The example on the left includes a profile portrait of the monkey-
general Hanuman, who is known to ward off evil portents. The
central and right-hand plates depict the goddess Durga in two
different iconographies. The central image is a fairly conventional
image of the goddess, bearing weapons and sitting atop her tiger
mount. On the right, her appearance is militant and offers the
beholder a fierce and maternal protection: elements of love, care,
and nourishment are present alongside her martial strength. Her
weapons, given to her by the male deities to kill demons they could
not subdue, represent the embodied energies (shaktis) of those gods,
which are here combined in the goddess.

Fall 2022 Gallery Rotation

March 28, 2009
From the seventh century on, goddess worship absorbed a set of esoteric practices that spread across India. These included the repetition of mantras (potent sound syllables), the creation of yantras (magical diagrams), the consumption of the flesh and blood of animals, and performance of rituals associated with corpses. Represented here is a fairly conventional image of Durga, bearing weapons, astride her tiger mount. Yet, the incorporation of letters and words from sacred diagrams alludes to esoteric practices: the syllable om wrapped in two circles, the word shri, and a grid of letters below. In sacred diagrams such as this one, the word enhanced the efficacy of the image, increasing the goddess’s protective powers.
(Label for UMMA South and Southeast Asia Gallery Opening Rotation, March 2009)

Subject Matter:

Labeled as Durga, an umbrella title or classification for Goddess images, she is probably more aptly title as Mujunidevi in Kulu, the place where this was mostly likely produced. That title is used in publication of both Ananda Coomaraswamy and Davidson, p. 103. But the iconography is pan-Indian as the name Durga is fully descriptive. Consistently the goddess rides on a tiger or lion, often apparently a combination of both felines, and carries weapons with which to kill demons. The Goddess was produced to kill demons that the gods could not kill and it was only a creation of the Goddess out of their combined powers that the demons were quelled.
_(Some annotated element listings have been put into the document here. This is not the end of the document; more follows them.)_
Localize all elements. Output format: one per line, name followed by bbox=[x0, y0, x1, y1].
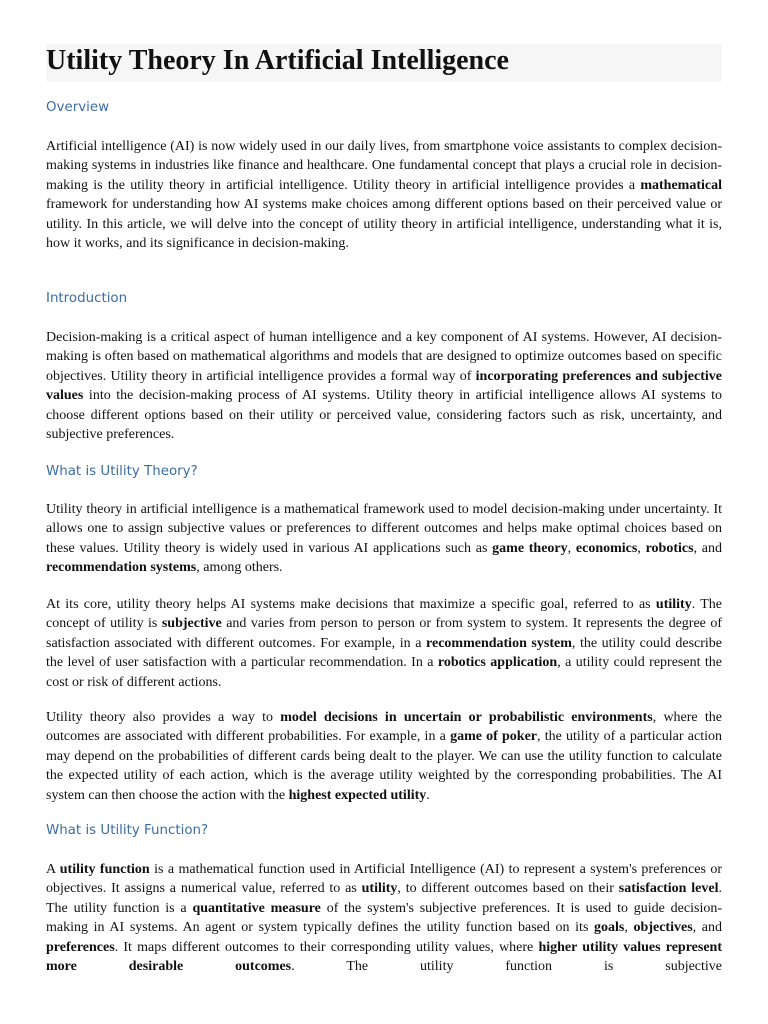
heading-what-is-utility-function: What is Utility Function? bbox=[46, 823, 209, 838]
page-title: Utility Theory In Artificial Intelligence bbox=[46, 45, 509, 76]
heading-what-is-utility-theory: What is Utility Theory? bbox=[46, 464, 198, 479]
paragraph-utility-function-1: A utility function is a mathematical function used in Artificial Intelligence (AI) to represent a system's preferences or objectives. It assigns a numerical value, referred to as utility, to different outcomes based on their satisfaction level. The utility function is a quantitative measure of the system's subjective preferences. It is used to guide decision-making in AI systems. An agent or system typically defines the utility function based on its goals, objectives, and preferences. It maps different outcomes to their corresponding utility values, where higher utility values represent more desirable outcomes. The utility function is subjective bbox=[46, 862, 723, 975]
paragraph-introduction-1: Decision-making is a critical aspect of human intelligence and a key component of AI systems. However, AI decision-making is often based on mathematical algorithms and models that are designed to optimize outcomes based on specific objectives. Utility theory in artificial intelligence provides a formal way of incorporating preferences and subjective values into the decision-making process of AI systems. Utility theory in artificial intelligence allows AI systems to choose different options based on their utility or perceived value, considering factors such as risk, uncertainty, and subjective preferences. bbox=[46, 330, 722, 443]
paragraph-overview-1: Artificial intelligence (AI) is now widely used in our daily lives, from smartphone voice assistants to complex decision-making systems in industries like finance and healthcare. One fundamental concept that plays a crucial role in decision-making is the utility theory in artificial intelligence. Utility theory in artificial intelligence provides a mathematical framework for understanding how AI systems make choices among different options based on their perceived value or utility. In this article, we will delve into the concept of utility theory in artificial intelligence, understanding what it is, how it works, and its significance in decision-making. bbox=[46, 139, 722, 252]
heading-introduction: Introduction bbox=[46, 291, 128, 306]
paragraph-utility-theory-2: At its core, utility theory helps AI systems make decisions that maximize a specific goal, referred to as utility. The concept of utility is subjective and varies from person to person or from system to system. It represents the degree of satisfaction associated with different outcomes. For example, in a recommendation system, the utility could describe the level of user satisfaction with a particular recommendation. In a robotics application, a utility could represent the cost or risk of different actions. bbox=[46, 597, 723, 690]
paragraph-utility-theory-1: Utility theory in artificial intelligence is a mathematical framework used to model decision-making under uncertainty. It allows one to assign subjective values or preferences to different outcomes and helps make optimal choices based on these values. Utility theory is widely used in various AI applications such as game theory, economics, robotics, and recommendation systems, among others. bbox=[46, 502, 723, 576]
paragraph-utility-theory-3: Utility theory also provides a way to model decisions in uncertain or probabilistic environments, where the outcomes are associated with different probabilities. For example, in a game of poker, the utility of a particular action may depend on the probabilities of different cards being dealt to the player. We can use the utility function to calculate the expected utility of each action, which is the average utility weighted by the corresponding probabilities. The AI system can then choose the action with the highest expected utility. bbox=[46, 710, 722, 803]
heading-overview: Overview bbox=[46, 100, 110, 115]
Here weapons of a variety of the Gods are present suggesting that collective power.

Physical Description:

An eight armed goddess sits astride a tiger with uplifted tail. She carries a noose, punch dagger, shankha, and trident in her right hands and a bow, ring-like discus, arrow and shield in her left arms. She wears a long garland of either large rudraksa or heads around her heck along with other necklaces and pendants. She sits with legs pendant wearing a long skirt. Behind the figure a Om symbol with the end of the letter twirled around it twice and the word Shri written in Devanagari script. Below the figure a grid of letters forms a sacred diagram. The lines forming the grid all end in trident forms. Each square of the grid houses a different letter in nagari.